Influence of Additional B&D Extraction

Finally, we analyzed whether re-extractions of one-phase extracts by B&D affect lipid concentrations. Therefore, we subjected one-phase extracts after addition of IS and dilution with mobile phase to FIA-FTMS analysis. Concentrations with and without re-extraction were comparable (Figure S7). However, lower concentrations were determined for LPC and LPE without B&D. Similar trends, but less pronounced, were observed for PC, SM, and PI concentrations. All of these lipid classes were analyzed in negative ion mode. The observed deviations may be related to poor spectra quality in the negative ion mode of one-phase extracts without B&D that exhibit huge signal suppressions and numerous additional signals (Figures S8 and S9) which, on the contrary, were not observed in the positive ion mode (Figure S10). These data confirm that direct analysis of one-phase extracts could not be recommended due to the presence of nonlipid contaminates like salts and polar metabolites.

Conclusion

The present study demonstrates that fundamental chemical knowledge of “similar substances will dissolve similar substances” holds true also for lipid extraction. Our data underline that the polarities of organic solvents in one-phase extractions need to be suitable to dissolve the respective lipid class. While all tested organic solvents that are frequently applied for protein precipitation in metabolomics studies are sufficient for the analyses of polar lysolipids and phospholipids, they are inappropriate for the analyses of nonpolar lipid classes like CE and TG. Consequently, extraction efficiencies of one-phase extractions, in particular for lipid classes with low polarity, should be carefully evaluated including testing of the lipid to solvent ratios and lipid contents of samples.

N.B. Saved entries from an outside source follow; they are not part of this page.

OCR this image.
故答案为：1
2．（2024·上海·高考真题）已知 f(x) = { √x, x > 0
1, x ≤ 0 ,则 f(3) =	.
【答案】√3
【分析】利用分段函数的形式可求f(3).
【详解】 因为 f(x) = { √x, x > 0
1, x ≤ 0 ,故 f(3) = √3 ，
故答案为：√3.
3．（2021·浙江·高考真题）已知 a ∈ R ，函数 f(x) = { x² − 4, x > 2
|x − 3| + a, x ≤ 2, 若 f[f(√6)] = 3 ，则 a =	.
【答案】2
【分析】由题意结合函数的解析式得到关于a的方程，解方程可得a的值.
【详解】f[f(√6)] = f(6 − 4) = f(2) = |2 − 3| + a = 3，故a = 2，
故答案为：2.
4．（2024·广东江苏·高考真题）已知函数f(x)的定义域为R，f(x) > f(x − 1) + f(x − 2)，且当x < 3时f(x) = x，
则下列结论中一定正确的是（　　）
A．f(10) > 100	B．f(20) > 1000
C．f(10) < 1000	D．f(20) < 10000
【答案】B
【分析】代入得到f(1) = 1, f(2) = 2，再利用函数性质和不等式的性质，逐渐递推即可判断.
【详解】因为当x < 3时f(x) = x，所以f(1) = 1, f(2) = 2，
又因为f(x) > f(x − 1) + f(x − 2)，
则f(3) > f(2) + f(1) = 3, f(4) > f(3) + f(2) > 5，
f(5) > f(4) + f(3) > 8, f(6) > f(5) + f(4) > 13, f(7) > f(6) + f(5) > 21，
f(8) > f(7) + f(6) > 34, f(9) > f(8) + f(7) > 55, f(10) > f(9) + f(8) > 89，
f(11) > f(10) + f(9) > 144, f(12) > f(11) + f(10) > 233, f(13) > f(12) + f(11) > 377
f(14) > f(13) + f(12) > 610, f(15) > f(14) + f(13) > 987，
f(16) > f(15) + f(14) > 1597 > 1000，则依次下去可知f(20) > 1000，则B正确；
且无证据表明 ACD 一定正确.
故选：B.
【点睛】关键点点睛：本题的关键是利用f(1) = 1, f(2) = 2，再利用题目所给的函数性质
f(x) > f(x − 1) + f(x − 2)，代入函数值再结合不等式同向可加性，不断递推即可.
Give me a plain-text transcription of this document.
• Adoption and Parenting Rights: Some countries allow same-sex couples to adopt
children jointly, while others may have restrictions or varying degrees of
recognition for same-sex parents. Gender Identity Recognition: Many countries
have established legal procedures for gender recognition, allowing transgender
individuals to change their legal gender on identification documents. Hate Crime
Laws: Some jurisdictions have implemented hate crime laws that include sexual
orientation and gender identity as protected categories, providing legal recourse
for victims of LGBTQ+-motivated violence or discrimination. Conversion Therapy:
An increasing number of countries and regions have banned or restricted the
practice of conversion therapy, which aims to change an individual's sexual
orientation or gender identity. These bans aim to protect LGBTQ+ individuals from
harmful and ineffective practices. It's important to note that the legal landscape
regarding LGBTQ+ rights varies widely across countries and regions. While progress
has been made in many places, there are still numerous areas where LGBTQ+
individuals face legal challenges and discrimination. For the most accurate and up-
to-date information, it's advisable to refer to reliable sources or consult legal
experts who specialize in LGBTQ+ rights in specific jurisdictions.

The considerations presented here fit very well to the aims of the Lipidomics Standards Initiative (LSI; https://lipidomics-standards-initiative.org/) which covers all aspects related to the quality of lipidomics analyses in a community-based effort.[20] Because still too many studies report lipidomics data with insufficient quality, standards and quality checks are urgently needed.[21]